This is a very specialized book, although it touches on a large number of topics in the course of five main units and thirty chapters. The solitary focus of this research is the description and documentation of the dangers involved in space travel, and the dangers posed to the Earth by objects and phenomenon from space. At the dawn of the commercial space era, it is especially appropriate that work such as this be disseminated.
I am an advocate of commercial space development. Nevertheless, it must be conceded that space operations are fraught with potential perils and are decidedly dangerous. If space is to be developed, it is essential that such development proceed as safely as possible. This requires a complete understanding of the dangers confronted in space, and those likely to threaten the Earth.

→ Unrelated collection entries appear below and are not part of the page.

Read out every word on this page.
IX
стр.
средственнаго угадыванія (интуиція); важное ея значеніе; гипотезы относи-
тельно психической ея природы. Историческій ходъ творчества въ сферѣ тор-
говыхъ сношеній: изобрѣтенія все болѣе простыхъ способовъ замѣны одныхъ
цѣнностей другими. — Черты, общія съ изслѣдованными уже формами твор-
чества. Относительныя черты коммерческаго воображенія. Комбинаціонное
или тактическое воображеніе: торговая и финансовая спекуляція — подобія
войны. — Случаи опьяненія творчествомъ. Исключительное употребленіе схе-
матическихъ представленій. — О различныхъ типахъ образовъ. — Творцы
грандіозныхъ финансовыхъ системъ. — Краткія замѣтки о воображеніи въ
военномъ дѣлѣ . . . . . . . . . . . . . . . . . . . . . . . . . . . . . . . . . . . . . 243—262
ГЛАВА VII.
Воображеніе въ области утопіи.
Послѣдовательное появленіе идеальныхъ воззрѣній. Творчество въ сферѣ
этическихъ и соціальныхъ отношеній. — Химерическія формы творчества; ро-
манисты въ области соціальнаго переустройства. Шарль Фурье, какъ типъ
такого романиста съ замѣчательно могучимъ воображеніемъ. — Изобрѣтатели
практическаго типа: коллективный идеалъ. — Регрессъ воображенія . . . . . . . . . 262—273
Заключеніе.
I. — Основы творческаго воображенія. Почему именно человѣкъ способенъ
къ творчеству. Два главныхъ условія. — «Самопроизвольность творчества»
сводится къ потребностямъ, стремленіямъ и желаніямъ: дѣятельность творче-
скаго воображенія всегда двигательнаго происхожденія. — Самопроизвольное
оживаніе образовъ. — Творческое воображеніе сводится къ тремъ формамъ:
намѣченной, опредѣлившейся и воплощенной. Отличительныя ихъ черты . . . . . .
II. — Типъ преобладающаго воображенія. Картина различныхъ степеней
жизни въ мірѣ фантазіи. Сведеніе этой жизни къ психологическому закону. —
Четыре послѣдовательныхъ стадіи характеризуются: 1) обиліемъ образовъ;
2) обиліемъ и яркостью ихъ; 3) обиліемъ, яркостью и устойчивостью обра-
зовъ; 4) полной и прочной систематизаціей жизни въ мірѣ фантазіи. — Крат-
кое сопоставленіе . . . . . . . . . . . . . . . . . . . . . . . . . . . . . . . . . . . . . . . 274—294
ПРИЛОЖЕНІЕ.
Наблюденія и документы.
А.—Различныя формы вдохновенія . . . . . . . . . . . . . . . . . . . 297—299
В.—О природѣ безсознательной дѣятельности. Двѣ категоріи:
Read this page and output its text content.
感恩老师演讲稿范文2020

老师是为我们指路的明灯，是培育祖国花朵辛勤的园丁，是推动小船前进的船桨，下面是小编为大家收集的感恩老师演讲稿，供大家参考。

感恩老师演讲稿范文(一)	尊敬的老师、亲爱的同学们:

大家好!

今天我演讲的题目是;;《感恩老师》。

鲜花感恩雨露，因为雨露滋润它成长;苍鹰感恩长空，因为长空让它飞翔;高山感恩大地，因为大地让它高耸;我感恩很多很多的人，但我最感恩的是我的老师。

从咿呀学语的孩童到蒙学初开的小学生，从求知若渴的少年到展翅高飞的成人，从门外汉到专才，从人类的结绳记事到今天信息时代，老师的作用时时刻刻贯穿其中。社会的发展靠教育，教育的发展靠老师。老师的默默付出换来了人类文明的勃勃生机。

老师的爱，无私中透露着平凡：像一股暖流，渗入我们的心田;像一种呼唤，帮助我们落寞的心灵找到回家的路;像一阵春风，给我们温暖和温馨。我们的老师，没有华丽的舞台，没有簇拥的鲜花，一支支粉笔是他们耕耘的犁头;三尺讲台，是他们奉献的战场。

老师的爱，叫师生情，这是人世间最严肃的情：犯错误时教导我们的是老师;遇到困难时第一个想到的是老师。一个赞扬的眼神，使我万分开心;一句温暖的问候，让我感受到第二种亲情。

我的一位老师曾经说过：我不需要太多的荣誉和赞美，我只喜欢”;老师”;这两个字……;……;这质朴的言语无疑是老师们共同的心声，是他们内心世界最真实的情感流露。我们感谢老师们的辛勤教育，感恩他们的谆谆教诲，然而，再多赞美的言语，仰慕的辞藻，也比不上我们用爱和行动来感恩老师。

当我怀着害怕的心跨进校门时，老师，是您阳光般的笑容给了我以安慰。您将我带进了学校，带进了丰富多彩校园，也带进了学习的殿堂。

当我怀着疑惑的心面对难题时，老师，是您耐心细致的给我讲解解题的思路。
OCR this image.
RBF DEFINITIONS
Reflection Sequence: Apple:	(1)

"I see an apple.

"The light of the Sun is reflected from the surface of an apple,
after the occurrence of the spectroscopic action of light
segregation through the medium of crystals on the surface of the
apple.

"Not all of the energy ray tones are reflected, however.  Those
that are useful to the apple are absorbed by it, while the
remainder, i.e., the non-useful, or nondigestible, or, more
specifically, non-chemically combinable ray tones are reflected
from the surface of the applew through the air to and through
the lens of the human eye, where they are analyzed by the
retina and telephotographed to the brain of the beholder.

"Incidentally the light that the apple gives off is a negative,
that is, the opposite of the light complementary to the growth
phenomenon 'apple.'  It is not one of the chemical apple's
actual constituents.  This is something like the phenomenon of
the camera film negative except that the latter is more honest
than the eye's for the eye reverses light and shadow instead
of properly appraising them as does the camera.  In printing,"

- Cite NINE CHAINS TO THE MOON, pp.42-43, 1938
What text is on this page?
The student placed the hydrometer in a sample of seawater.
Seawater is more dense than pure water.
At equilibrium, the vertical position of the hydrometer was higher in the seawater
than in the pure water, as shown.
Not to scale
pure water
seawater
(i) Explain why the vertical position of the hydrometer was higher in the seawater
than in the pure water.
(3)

My study of space danger begins with a unit on the unique dangers posed by space. There are about a dozen risks intrinsic to the space environment, including asteroids, meteors and meteorites, and comets. Near-Earth Objects, Earth-crossing objects, and satellites must be considered, as well as space debris. Other space dangers include radiation, black holes, space weather, centaurs and supernovas.
A trio of extra space danger factors is also considered. Perturbation is the initial such factor; it describes how previously safe orbits can be transformed into threats to the Earth. Lost asteroids are a second added danger factor, because an unknown number of asteroids threaten the Earth and are not currently known to us. The final extra space danger factor, collisions, guarantees an endless supply of space debris.
Transportation dangers are the subject of the second unit of this book. Rocket risks and dangers are documented, as are take-off, in-flight, and landing difficulties. Space saturation is also discussed
The medical and health consequences of space travel are examined in this book’s third unit. These deleterious effects include sleep dysfunction, bone degradation, vision impairment, and cardiovascular problems. Other space-related maladies include mental health issues, neurological and brain issues, space adaptation syndrome and the effects on the digestive and immune systems. Muscle degradation, microbes and cancer are also factors in space medicine.
Quantitative estimates and projections of the dangers posed by space are the topic of the fourth and final unit. The statistical risks and odds of space danger actualization are presented.